Data sharing lets states collaborate on toll collecting
- By Kathleen Hickey
- Apr 16, 2014
Transportation agencies in Maine, Massachusetts and New Hampshire are enforcing toll collections across state lines, a scenario that may spread across the United States as more states look to create ways to work together.
The three entered into the interstate cooperative toll collection agreement three years ago. The states use the same E-ZPass system, so users’ transponders are compatible. Currently 15 states, mostly in the Northeast, use E-ZPass.
“It’s really an issue of fairness,” Chris Waszczuk, administrator of the New Hampshire Department of Transportation’s Bureau of Turnpikes told Stateline. “If we don’t have the capability to collect from the out-of-staters, it is going to be a huge problem.”

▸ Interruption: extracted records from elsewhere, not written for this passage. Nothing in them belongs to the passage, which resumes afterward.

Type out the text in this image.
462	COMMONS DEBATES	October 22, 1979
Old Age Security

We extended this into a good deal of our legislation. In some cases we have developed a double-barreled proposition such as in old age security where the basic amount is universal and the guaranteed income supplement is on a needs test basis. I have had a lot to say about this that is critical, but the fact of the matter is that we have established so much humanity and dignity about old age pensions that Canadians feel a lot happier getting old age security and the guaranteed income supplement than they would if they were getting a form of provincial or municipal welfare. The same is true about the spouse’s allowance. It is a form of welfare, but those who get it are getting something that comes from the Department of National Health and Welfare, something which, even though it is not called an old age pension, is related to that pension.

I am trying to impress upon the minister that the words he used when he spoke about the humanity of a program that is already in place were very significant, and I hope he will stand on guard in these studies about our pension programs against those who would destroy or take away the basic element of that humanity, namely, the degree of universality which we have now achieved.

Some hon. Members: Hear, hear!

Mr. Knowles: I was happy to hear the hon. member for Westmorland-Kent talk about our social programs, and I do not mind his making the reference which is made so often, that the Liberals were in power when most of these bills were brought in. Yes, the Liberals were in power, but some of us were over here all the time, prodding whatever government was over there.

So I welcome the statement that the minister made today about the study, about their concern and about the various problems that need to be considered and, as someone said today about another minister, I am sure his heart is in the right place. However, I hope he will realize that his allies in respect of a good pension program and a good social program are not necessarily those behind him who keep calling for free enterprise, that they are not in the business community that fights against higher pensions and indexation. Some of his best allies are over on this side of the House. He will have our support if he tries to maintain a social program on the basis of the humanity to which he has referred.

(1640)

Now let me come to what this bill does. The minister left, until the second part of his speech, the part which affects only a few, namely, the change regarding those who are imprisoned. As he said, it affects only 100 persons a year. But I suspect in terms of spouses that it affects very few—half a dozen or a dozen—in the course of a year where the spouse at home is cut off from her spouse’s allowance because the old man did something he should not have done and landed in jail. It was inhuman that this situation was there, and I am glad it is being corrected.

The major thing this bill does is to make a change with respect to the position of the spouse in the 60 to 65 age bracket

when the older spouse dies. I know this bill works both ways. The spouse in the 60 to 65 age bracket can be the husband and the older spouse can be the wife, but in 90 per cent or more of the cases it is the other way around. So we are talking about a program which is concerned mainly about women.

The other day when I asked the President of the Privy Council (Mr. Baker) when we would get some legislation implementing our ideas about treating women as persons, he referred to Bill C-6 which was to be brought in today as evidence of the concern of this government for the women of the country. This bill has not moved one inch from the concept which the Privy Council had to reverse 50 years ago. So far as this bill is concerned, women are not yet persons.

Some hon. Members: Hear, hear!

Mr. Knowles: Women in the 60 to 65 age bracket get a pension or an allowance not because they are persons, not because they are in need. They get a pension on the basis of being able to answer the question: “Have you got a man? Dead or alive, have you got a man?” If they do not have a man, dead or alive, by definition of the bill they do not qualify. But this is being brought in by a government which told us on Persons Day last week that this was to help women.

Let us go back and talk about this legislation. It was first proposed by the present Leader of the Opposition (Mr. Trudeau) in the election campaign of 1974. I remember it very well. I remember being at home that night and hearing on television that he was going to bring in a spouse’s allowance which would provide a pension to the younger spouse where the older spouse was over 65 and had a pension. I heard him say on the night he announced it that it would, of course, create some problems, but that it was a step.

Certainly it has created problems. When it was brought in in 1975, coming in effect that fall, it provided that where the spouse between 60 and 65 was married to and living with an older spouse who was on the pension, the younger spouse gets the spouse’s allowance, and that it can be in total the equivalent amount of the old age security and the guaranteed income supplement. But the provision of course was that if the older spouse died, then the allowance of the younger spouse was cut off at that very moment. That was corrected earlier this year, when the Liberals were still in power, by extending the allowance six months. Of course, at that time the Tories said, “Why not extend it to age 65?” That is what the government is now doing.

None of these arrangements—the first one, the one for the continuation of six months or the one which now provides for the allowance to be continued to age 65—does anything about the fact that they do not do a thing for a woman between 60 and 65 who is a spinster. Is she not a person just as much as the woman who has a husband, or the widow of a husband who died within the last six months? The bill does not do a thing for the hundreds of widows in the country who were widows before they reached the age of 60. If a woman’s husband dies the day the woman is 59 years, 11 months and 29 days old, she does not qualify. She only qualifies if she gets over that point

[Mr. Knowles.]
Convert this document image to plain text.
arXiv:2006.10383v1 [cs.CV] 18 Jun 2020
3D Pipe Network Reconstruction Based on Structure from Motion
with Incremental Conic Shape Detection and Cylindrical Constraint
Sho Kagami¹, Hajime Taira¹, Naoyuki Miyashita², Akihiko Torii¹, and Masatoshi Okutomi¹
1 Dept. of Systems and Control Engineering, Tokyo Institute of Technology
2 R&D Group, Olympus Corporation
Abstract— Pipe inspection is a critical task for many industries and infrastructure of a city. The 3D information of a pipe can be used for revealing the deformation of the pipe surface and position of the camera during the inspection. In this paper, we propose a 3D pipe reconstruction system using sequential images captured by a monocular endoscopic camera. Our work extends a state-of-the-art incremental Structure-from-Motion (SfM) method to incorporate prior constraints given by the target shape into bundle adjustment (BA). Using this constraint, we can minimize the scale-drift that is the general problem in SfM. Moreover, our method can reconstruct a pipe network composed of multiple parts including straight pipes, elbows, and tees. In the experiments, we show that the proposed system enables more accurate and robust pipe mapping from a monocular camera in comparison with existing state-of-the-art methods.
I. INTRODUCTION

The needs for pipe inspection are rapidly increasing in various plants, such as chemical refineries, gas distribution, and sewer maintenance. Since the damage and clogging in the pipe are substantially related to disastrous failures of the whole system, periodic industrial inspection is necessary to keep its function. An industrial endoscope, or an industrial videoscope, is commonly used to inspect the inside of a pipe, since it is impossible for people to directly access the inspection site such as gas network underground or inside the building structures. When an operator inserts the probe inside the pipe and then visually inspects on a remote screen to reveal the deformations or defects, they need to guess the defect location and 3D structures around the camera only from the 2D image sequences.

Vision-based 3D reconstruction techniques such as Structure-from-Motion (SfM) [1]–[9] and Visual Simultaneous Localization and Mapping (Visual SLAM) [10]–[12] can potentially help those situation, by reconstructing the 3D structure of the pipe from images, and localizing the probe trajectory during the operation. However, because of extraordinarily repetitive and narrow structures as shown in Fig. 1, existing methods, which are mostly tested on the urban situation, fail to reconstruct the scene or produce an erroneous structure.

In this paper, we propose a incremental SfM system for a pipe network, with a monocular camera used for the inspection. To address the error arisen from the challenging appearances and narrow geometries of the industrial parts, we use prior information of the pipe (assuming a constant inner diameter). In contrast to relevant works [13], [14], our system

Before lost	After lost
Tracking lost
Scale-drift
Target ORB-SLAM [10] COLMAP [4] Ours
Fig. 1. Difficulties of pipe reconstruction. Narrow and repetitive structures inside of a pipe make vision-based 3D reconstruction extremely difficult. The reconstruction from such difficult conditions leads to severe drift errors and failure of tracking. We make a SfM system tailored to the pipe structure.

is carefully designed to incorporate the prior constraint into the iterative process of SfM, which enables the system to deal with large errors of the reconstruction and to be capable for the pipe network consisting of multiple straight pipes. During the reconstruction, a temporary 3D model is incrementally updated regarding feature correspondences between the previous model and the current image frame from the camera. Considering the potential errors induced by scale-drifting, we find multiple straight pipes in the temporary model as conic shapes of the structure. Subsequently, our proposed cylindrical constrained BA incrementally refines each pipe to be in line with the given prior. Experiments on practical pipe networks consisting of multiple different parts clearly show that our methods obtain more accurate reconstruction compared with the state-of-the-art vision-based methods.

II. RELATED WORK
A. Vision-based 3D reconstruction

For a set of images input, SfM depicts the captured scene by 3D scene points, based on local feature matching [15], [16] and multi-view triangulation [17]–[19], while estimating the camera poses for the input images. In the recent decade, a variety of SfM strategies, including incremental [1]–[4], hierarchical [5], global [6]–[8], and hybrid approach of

Forty-two percent of the revenue collected on New Hampshire’s toll roads comes from out-of-state drivers, Waszczuk said. Many toll agencies – of which there are at least 115 working in 34 states – have facilities that only accept electronic tolls, making it easier for scofflaws.
An interoperable system would not only help states collect money, but it would also comply with the 2012 Moving Ahead for Progress in the 21st Century Act. Also known as Map 21, the law requires all federal-aid highway toll facilities to “implement technologies or business practices that provide for the interoperability of electronic toll collection by Oct. 1, 2016.”One of the hurdles the New England states needed to overcome in order to share data was integrating the tolling information with each state’s billing systems. Not only does each participating state need access to the tag number, it also needs an account number to match.
A second hurdle was data privacy -- determining the amount of data shared and creating rules and regulations to prevent the information from being shared with third parties or collection agencies.
Under the agreement, states apply their own penalties to residents, rather than the penalties from the states where the violations occurred. So, for example, a New Hampshire resident who didn’t pay tolls in Massachusetts would not be able to renew his vehicle’s New Hampshire license plates. A Massachusetts resident who didn’t pay New Hampshire tolls would have his Massachusetts license and registration renewals blocked.
Toll agencies across the country are working on determining what information is needed for developing a universal transponder. The International Bridge, Tunnel and Turnpike Association issued an RFI in January inviting comments on identifying minimum performance requirements for National Toll Protocol devices and for security protocols relating to national transponders.
State agencies across the country also have been aware of the benefits and issue for years. Eight years ago, in 2006, the Washington State Department of Transportation hired Cambridge Systematics to conduct a tolling study to provide recommendations on how to develop its toll facilities. Among its findings the report noted that “achieving interoperability among ETC systems is paramount to the success of any tolling operation. In order for it to be truly effective, interoperability needs be attained both at the local and regional scale.”
One company, GeoToll, is working on creating an app that would allow users to pay tolls via their cellphone anywhere across the country. The solution, still being tested, “combines a smart phone and today’s electronic toll collection (ETC) tag protocols into one device that allows you to use your smart phone as a toll tag anywhere in the United States, in an interoperable manner,” Tim McGuckin, CEO,told Toll Road News.
Still, not every state may be on board with collaboration. South Dakota recently issued a law prohibiting its government from enforcing traffic camera ticket fines, essentially protecting its citizens from being fined by Iowa, most specifically Sioux City, which is on the Iowa-South Dakota border, according to an article in the Muscatine Journal.
Kathleen Hickey is a freelance writer for GCN.